Streaming deserves emphasis because it solves two problems at once. It improves the experience, since a user reading tokens as they appear perceives the app as fast even when the full answer takes seconds. And it sidesteps the timeout, because the function is actively sending data rather than blocking on a single long call that the platform might cut off. Most model providers and serverless platforms support streamed responses, so for any chat-like feature it should be the default rather than an enhancement you add later.

Keep keys and inputs safe

Serverless functions are the right place to hold your model API key, but only if you treat them as a trust boundary. Store the key in the platform's secret or environment configuration, never in client code or the repository, and have the browser call your function rather than the model provider directly. Validate every input as it arrives, because a function exposed as a public endpoint will be probed: reject oversized payloads, malformed requests and anything that does not match what you expect. A function that blindly forwards whatever it receives to a billed model API is an open invitation to run up your costs.

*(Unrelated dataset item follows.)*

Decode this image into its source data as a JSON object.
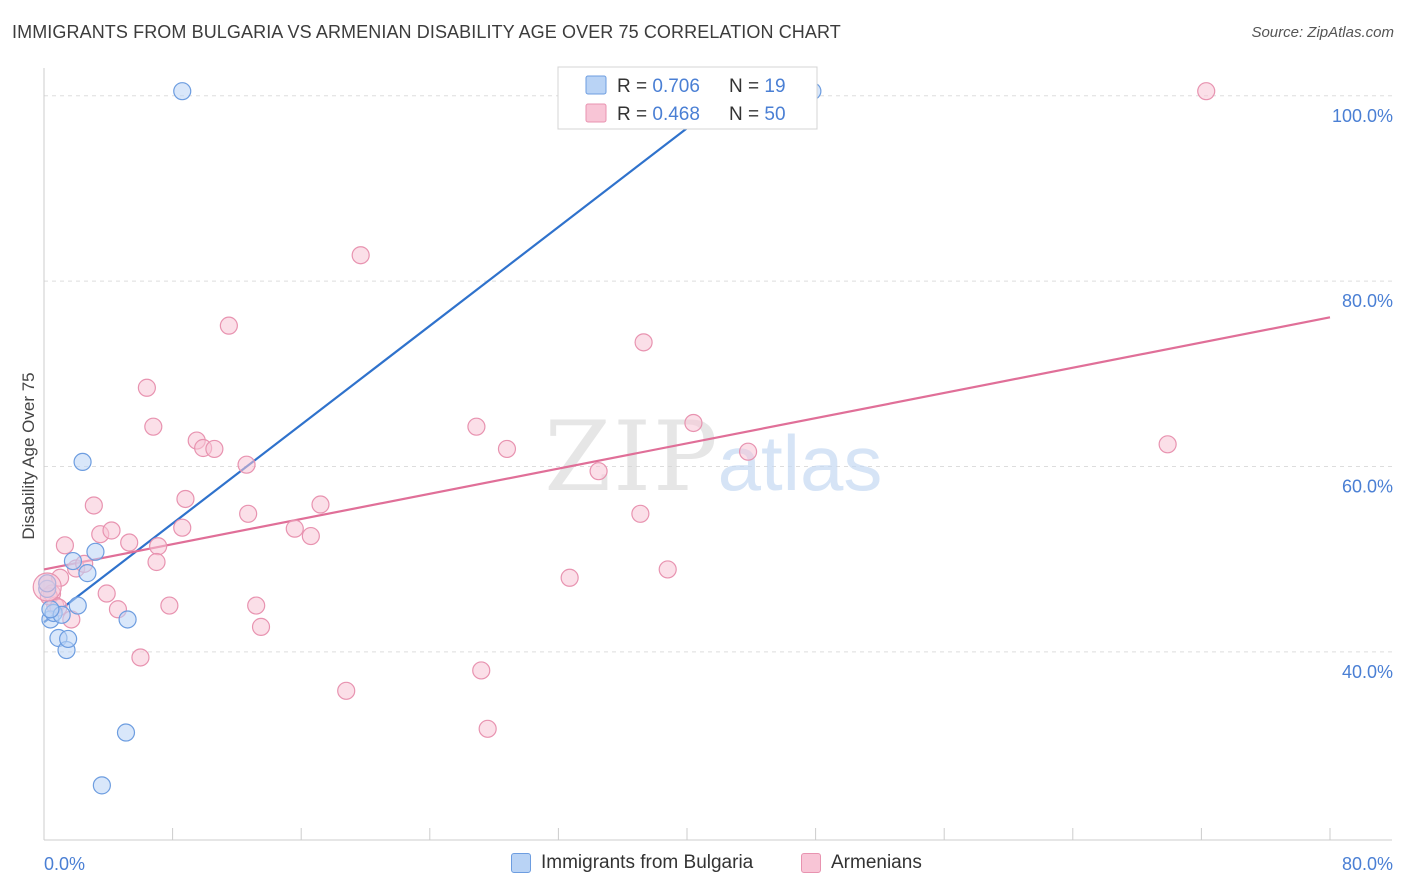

Keeping costs and latency in check

Serverless bills per invocation and per unit of compute time, so two habits keep it cheap. Cache aggressively: if the same input recurs, serve a stored answer instead of paying for inference again. And keep functions lean so they start fast and run briefly. Cold starts shrink when your function bundle is small and its dependencies are minimal, which is why edge runtimes that boot near-instantly are attractive for AI endpoints. Measure your real invocation patterns — a feature with steady high traffic might actually be cheaper on an always-on instance, while spiky usage strongly favours serverless.

Prefer it built and managed for you?

Designing AI functions that respect timeouts, stream well and stay cheap is fiddly to get right. Talk to BSH Technologies and we will build your serverless AI features with the right split between fast responses and queued jobs. Explore our cloud engineering services to see how we architect serverless systems that scale to zero and survive real traffic.

Frequently asked questions

What is a serverless AI function?

It is a small piece of code that runs on demand to call a model and return a result, with no server to manage. You deploy it to a platform like Vercel Functions, Cloudflare Workers or AWS Lambda, and it runs only when invoked, scaling automatically and billing per call. Idle cost is effectively zero.

How do I handle long-running AI jobs in serverless?

Do not try to finish them inside one function, because execution timeouts will kill long calls. For interactive work, stream output so the function returns promptly. For heavy jobs, accept the request, queue the work, and process it with a background consumer, notifying the client when it completes.

Why do cold starts matter for AI functions?

A cold start is the latency added when a new function instance spins up after idle, felt on the first request. For AI endpoints where responsiveness matters, this can be jarring. Smaller bundles, minimal dependencies and fast-booting edge runtimes reduce cold-start time noticeably.

How do I keep serverless AI costs low?

Cache aggressively so recurring inputs serve stored answers instead of paying for inference again, and keep functions lean so they start fast and run briefly. Measure your invocation patterns: spiky traffic favours serverless, while steady high traffic can be cheaper on an always-on instance.

Where does state live in serverless functions?

Outside the function, in a database or cache, because functions are ephemeral and may run on a fresh instance each invocation. This statelessness is what lets the platform run thousands of copies in parallel under load. Use connection pooling suited to serverless rather than persistent connections.